EDITORS’ PREFACE

E. A. ARMSTRONG will be already known to the readers of the New Naturalist Series as the writer of one of the most important monographs on a single species of animal, his famous study, The Wren, published in 1955.

Wide scholarship and talents have fitted him uniquely for the authorship of The Wren’s most unusual sequel. We use the word ‘unusual’ deliberately because his The Folklore of Birds is a most extraordinary book. It could only have been written by a scholar with a deep understanding, not only of ornithology, but of social anthropology, psychology and religion.
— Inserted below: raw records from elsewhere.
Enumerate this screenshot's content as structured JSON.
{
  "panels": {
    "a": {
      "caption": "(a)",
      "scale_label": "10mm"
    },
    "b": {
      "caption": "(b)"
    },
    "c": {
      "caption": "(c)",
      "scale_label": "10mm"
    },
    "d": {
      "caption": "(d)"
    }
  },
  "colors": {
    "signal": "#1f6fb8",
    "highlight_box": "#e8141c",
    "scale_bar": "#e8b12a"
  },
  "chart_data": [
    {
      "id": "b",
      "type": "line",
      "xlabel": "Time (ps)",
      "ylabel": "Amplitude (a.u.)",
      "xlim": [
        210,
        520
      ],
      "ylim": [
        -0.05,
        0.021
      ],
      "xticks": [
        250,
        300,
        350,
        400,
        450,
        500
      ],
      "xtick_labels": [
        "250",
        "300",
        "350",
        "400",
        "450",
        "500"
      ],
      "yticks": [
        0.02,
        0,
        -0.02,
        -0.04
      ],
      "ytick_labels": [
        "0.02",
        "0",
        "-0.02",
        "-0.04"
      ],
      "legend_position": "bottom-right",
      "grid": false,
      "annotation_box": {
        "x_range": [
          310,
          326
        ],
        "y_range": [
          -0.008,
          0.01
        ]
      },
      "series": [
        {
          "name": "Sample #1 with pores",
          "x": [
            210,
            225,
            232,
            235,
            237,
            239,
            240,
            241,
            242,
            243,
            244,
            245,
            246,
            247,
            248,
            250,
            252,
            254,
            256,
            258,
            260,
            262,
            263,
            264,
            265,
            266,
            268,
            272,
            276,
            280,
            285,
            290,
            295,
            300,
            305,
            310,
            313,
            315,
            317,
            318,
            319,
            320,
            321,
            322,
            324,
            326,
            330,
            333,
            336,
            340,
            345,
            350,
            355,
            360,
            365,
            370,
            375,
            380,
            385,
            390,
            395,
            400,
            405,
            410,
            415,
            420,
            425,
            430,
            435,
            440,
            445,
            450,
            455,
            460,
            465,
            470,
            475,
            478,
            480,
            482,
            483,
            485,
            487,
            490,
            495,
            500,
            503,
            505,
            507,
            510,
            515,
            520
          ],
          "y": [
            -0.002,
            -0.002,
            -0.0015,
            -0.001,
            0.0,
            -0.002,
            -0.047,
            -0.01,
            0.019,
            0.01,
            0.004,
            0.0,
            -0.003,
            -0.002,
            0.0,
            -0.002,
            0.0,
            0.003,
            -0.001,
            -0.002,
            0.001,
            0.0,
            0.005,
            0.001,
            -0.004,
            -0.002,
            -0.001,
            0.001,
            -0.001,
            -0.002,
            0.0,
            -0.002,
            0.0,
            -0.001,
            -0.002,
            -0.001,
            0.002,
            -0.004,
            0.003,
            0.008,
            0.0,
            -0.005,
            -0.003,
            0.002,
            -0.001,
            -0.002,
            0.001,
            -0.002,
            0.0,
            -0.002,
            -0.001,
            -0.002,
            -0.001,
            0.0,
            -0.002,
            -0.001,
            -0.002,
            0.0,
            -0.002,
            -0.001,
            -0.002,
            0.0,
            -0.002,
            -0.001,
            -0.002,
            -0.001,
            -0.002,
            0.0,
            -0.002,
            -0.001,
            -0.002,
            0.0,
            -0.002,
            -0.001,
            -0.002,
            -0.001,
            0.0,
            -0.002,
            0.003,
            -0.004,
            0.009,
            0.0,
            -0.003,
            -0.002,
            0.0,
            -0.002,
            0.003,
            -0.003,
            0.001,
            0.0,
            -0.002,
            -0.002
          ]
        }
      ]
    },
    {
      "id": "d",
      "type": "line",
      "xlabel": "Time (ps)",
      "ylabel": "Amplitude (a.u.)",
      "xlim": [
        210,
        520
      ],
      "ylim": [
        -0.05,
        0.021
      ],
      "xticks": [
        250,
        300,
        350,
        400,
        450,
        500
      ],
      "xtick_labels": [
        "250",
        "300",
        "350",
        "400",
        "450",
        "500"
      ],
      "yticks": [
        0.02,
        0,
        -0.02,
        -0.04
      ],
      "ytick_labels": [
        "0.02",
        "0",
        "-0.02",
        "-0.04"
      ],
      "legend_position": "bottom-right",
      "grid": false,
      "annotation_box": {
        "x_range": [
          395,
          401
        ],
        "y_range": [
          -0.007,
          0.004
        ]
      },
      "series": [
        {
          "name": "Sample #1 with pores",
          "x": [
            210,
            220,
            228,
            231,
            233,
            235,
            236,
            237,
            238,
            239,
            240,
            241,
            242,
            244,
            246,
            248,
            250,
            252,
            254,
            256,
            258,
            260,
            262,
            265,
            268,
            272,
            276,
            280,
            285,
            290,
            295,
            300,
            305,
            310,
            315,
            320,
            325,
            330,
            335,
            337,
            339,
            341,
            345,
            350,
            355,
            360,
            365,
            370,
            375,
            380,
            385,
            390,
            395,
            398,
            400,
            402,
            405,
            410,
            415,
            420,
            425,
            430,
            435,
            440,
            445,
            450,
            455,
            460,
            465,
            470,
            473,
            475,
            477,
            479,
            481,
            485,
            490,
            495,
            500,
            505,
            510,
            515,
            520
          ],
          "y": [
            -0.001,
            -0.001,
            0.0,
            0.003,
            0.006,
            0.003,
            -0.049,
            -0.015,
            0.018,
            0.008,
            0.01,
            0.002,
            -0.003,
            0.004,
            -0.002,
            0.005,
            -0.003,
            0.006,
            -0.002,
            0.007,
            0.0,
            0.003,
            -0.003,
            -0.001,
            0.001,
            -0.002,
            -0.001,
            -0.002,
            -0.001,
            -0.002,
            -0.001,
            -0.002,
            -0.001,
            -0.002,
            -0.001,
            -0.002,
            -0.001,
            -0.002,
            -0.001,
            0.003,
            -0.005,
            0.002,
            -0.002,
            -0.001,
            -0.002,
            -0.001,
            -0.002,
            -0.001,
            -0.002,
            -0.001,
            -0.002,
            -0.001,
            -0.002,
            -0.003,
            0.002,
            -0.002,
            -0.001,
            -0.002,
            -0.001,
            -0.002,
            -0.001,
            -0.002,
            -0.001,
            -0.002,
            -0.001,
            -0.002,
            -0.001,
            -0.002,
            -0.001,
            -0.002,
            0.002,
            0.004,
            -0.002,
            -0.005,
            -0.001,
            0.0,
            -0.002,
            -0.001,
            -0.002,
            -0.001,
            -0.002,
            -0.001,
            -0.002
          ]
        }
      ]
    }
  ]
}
Armstrong has selected an assemblage of well-known birds upon which to base what he describes in his sub-title as “An enquiry into the origin and distribution of some magico-religious traditions.” He has set himself the task of revealing the general principles that underlie the evolution and diffusion of beliefs and symbols. With the scientist’s eye and the scientist’s methods of analysis and investigation he has examined the development of myth and ritual with originality and ingenuity. It is hard for us to make a choice from the multitude of those odd and interesting facts which Armstrong cites in this book, to bring to the reader’s attention. Customs such as “breaking the wish-bone” are explained with new and brilliant reasoning. Every kind of naturalist—and archaeologists, folklorists and ornithologists are all naturalists—will follow with interest his compelling studies of the origins of such beliefs as those concerning weather-prophet birds, and of such fables as that of the generation of the barnacle goose from barnacles.

We do not know of any previous attempt of such importance to trace beliefs concerning birds as far back as possible in time, and to identify the cultures in which they must have originated. Armstrong has examined groups of folk-lore beliefs, it seems to us, in just the same way as an archaeologist examines a series of artifacts; and we know of no other scholar who has given folk-lore just this sort of treatment, classifying beliefs and notions in a system based upon the eopchs in which they originated.

Armstrong has, indeed, combined the facts derived from archaeology with oral and literary traditions, to illustrate the origins and significance of much of the current folk-lore of birds. Some of the magico-religious myths and cults, of which these fragmentary traditions are the relics, prevailed in the past throughout most of northern Europe and Asia and in some areas of North America. Such beliefs were carried about the world in the streams of culture, and their travels are often illuminated by graphic motifs and imagery, much of which is reproduced in the pages of this book, and some of which—from the old Stone Age to modern times—can be held to be artistic masterpieces.

Promoting, as it does, our understanding, both of man and nature, this is a book that we are proud to sponsor.